The reason is I want to create a noise distribution with some frequencies removed.

But for that I would like to compare the randomness of the noise before and after filtering so that I can be sure not to mess up everything.

The following code tries to do that:
Function GetUserCDF(inX) : CDFFunc
    Variable inX
    return StatsNormalCDF(inX,0,1)
End

Function NewStuff()

    Make/O/N=1000 data

    SetRandomSeed/BETR=1 4711

    data = gnoise(1, 1)
    StatsKSTest/CDFF=GetUserCDF data
    print "#############################"

    SetRandomSeed/BETR=1 4711

    data = gnoise(1, 2)
    StatsKSTest/CDFF=GetUserCDF data
    print "#############################"

        // data has 200kHz resolution
        // cut off above 30Hz
    FilterFIR/LO={30/200e3, 30/200e3, 999} data

    StatsKSTest/CDFF=GetUserCDF data
    print "#############################"
End


This gives me

•Newstuff() alpha = 0.05 N = 1000 D = 0.0259096 Critical = 0.0427766 PValue = 0.256714 ############################# alpha = 0.05 N = 1000 D = 0.0305389 Critical = 0.0427766 PValue = 0.15174 ############################# alpha = 0.05 N = 1000 D = 0.500762 Critical = 0.0427766 PValue = 3.63349e-265 #############################

And from http://www.itl.nist.gov/div898/handbook/eda/section3/eda35g.htm I would say, because D is larger than Critical after the filtering, that the hypothesis that the numbers come from a gaussian distribution is now rejected.
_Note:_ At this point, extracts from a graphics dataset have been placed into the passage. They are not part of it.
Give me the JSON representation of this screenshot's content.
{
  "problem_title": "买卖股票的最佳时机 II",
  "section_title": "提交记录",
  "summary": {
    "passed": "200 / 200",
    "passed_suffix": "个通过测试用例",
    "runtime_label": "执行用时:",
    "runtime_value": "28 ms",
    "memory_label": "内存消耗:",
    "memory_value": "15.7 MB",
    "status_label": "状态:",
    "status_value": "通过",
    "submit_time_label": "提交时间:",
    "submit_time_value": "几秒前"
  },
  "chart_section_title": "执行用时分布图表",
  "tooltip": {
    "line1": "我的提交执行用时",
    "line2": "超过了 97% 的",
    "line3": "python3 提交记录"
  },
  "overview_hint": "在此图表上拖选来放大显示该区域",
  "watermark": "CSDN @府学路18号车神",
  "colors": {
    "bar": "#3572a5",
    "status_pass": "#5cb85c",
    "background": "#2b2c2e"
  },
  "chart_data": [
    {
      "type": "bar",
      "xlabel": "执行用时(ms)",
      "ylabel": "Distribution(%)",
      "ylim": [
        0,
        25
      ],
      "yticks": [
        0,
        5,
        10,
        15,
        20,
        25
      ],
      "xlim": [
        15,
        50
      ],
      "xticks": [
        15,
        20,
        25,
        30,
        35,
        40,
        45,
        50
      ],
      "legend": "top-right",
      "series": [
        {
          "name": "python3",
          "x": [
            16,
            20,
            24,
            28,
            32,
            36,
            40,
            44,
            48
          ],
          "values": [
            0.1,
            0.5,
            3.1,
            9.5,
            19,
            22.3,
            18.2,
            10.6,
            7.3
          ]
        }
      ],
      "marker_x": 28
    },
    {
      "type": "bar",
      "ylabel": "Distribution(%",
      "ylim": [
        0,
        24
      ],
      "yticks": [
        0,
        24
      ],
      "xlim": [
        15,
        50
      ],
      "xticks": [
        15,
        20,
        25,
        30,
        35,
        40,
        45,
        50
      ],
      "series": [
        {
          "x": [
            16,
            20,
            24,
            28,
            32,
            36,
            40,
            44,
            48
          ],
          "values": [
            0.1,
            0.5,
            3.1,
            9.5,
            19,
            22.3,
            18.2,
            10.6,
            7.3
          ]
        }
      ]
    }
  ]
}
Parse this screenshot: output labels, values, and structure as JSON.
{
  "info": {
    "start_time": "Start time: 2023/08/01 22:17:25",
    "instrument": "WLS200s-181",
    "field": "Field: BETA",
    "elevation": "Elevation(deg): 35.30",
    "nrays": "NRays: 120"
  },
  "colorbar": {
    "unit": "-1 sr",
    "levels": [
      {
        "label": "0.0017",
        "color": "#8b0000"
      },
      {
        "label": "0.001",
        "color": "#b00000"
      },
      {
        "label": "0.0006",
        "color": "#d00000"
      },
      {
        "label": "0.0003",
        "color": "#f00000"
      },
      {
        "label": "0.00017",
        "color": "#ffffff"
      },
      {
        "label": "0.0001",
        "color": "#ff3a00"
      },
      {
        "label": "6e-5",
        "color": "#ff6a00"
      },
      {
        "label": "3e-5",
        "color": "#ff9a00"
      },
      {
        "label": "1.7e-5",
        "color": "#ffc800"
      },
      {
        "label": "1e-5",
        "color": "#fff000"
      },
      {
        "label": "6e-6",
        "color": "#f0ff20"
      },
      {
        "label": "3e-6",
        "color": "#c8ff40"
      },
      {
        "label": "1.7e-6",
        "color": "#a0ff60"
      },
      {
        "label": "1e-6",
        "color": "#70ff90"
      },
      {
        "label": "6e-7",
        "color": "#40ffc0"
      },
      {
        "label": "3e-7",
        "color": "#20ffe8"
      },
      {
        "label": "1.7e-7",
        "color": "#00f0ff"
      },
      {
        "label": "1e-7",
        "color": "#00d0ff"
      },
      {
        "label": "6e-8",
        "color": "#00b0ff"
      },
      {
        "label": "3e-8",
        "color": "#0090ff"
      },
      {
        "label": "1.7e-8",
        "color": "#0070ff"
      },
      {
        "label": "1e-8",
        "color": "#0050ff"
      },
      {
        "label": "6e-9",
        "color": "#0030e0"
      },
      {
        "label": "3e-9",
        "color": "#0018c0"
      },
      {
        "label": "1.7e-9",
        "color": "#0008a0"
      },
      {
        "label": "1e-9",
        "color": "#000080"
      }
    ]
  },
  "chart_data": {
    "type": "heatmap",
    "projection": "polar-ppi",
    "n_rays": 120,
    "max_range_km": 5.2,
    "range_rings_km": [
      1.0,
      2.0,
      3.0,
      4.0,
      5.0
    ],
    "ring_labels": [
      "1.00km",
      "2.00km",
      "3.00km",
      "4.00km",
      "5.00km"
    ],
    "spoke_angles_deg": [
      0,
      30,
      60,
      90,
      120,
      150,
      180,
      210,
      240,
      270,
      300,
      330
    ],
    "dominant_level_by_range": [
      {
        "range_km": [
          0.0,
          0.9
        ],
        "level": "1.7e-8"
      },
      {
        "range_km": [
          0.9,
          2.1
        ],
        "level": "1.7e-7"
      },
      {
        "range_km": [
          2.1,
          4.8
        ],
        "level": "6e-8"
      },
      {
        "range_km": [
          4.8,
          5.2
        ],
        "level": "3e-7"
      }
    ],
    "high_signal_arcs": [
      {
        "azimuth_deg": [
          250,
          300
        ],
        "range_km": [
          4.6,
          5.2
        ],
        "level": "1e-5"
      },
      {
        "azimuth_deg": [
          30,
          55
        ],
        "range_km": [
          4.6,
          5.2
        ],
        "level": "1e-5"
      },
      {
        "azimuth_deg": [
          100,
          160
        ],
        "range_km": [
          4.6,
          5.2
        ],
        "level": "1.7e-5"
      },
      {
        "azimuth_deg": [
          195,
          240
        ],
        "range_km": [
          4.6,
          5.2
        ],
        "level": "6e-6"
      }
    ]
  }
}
Does that make remotely sense?
Can I expect to keep the randomness with filtering?
Thomas,
Let me propose a different approach, if your goal is to achieve filtered Gaussian noise. I have done something roughly similar but for specific cases of white noise filtered by various causal impulse responses (which act as smoothing, or low-pass filters). If you can cast your frequency removal in the form of a causal impulse response, then find its auto-correlation function. Use the auto-correlation function to calculate a large, symmetric covariance matrix, which can be used as described in an Exchange posting to generate correlated Gaussian variates (http://www.igorexchange.com/node/5141). That example was for a bivariate distribution, but I extended the concept to a much larger multi-variate dimension size matching the row (or column) dimension of the covariance matrix. Finally, feed in uncorrelated white Gaussian noise and use Bech's Cholesky decomposition procedure with the large covariance matrix to generate filtered Gaussian noise.
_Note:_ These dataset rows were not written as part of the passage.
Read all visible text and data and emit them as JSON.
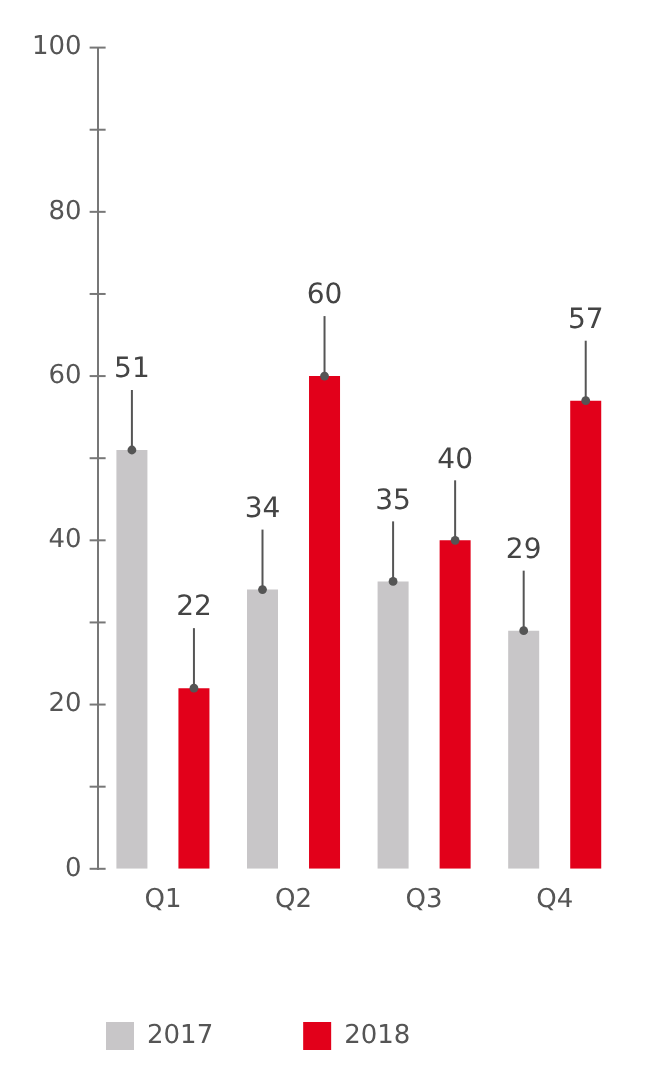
{
  "chart_data": {
    "type": "bar",
    "categories": [
      "Q1",
      "Q2",
      "Q3",
      "Q4"
    ],
    "series": [
      {
        "name": "2017",
        "color": "#c8c6c8",
        "values": [
          51,
          34,
          35,
          29
        ]
      },
      {
        "name": "2018",
        "color": "#e2001a",
        "values": [
          22,
          60,
          40,
          57
        ]
      }
    ],
    "ylim": [
      0,
      100
    ],
    "yticks": [
      0,
      {
        "value": 10,
        "label": null
      },
      20,
      {
        "value": 30,
        "label": null
      },
      40,
      {
        "value": 50,
        "label": null
      },
      60,
      {
        "value": 70,
        "label": null
      },
      80,
      {
        "value": 90,
        "label": null
      },
      100
    ],
    "grid": false,
    "legend": "bottom",
    "data_labels": true
  }
}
There may be problems involving the size of the matrix you require, the ease of finding the Cholesky decomposition, and possible edge effects. On the other hand, if you can show your frequency filter is realizable, any such linear filtering (if properly implemented!) must preserve Gaussian randomness.
Hello Thomas,

If you are looking for Gaussian distributions you may want to use StatsJBTest. In general I would stay away from the KS tests because there are complications in figuring out proper critical values etc. Read Stephens reference for more information or contact me directly for recent practical examples.

A.G.
WaveMetrics, Inc.
Thanks for your replies Stephen and AG.

@Stephen: I'm not sure I can follow your approach 100%. I need to filter with one or multiple low/high-pass filters large waves (>10^5 points). I guess the symmetric covariance matrix is squared the size of the required points?

@AG: Thanks I'll look into that.

@Stephen: I'm not sure I can follow your approach 100%. I need to filter with one or multiple low/high-pass filters large waves (>10^5 points). I guess the symmetric covariance matrix is squared the size of the required points?
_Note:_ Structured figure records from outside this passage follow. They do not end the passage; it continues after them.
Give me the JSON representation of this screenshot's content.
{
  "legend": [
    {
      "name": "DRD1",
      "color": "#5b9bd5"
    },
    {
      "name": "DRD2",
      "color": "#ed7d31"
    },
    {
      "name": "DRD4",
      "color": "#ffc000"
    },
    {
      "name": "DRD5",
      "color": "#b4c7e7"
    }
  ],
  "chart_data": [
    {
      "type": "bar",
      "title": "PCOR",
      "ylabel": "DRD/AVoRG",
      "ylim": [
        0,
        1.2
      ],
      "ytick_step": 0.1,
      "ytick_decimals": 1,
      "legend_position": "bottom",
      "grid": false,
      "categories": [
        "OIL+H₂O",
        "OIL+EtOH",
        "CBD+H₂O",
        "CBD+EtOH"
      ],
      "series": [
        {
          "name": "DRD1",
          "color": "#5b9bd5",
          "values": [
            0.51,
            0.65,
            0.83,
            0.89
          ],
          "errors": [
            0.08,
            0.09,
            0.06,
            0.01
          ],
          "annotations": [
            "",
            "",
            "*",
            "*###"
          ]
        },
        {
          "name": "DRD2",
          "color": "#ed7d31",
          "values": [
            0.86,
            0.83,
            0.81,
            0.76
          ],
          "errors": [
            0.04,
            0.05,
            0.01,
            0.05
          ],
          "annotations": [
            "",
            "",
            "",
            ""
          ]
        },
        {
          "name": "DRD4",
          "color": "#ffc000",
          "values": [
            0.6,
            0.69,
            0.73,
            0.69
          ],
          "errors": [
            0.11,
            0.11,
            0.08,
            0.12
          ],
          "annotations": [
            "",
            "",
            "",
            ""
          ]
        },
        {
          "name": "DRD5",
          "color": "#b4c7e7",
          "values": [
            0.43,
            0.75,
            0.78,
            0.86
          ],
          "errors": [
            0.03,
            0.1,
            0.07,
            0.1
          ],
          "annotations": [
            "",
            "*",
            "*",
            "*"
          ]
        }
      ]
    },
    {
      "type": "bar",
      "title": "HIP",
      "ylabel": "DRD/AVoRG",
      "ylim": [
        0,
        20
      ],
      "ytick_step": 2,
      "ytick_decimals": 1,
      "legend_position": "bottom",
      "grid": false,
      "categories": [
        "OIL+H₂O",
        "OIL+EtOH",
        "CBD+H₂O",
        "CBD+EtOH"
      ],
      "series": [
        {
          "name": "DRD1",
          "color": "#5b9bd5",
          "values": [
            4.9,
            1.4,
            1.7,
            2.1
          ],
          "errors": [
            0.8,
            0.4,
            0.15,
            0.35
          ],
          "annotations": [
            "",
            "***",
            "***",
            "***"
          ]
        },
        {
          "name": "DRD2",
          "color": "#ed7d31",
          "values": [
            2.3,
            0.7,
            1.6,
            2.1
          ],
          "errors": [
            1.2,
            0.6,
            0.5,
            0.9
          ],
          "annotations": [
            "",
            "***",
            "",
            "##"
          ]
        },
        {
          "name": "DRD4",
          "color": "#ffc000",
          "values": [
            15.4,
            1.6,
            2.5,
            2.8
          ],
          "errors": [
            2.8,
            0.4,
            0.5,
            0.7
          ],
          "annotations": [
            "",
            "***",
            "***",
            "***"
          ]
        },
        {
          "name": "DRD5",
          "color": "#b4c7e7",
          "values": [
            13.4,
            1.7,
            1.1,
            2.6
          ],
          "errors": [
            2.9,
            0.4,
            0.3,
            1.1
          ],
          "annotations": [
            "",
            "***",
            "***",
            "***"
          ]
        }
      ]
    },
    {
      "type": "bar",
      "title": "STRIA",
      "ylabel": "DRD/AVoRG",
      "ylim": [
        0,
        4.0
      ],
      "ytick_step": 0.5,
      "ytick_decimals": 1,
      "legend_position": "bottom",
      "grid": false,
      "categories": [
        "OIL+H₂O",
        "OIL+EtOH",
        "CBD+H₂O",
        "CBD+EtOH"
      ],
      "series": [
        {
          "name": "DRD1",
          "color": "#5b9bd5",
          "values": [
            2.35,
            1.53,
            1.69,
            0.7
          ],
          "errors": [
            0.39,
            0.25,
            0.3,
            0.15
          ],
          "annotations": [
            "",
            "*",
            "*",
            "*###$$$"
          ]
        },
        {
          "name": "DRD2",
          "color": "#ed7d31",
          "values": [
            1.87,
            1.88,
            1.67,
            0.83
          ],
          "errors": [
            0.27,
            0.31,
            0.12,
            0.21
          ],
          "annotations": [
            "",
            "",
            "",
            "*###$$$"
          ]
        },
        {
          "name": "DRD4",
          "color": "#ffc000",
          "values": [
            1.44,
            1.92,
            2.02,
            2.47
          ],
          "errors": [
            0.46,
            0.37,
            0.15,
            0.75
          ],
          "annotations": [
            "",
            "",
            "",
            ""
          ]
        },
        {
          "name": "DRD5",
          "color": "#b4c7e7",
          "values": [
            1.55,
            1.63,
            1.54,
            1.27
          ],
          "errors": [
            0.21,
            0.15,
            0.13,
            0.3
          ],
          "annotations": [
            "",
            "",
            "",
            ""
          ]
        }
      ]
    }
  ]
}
Yes, that is correct. For such large waves the method I suggested would be impractical. The covariance matrix storage requires only upper (or lower) triangular storage because of symmetry, but even so the Cholesky numerical computation would probably have many difficulties. I repeat my earlier claim: if you can prove your filtering is a realizable linear operation on the original wave, the filtered wave statistics must remain Gaussian. The single-point probability distribution function will be Normal. However, the filtered correlation properties will change.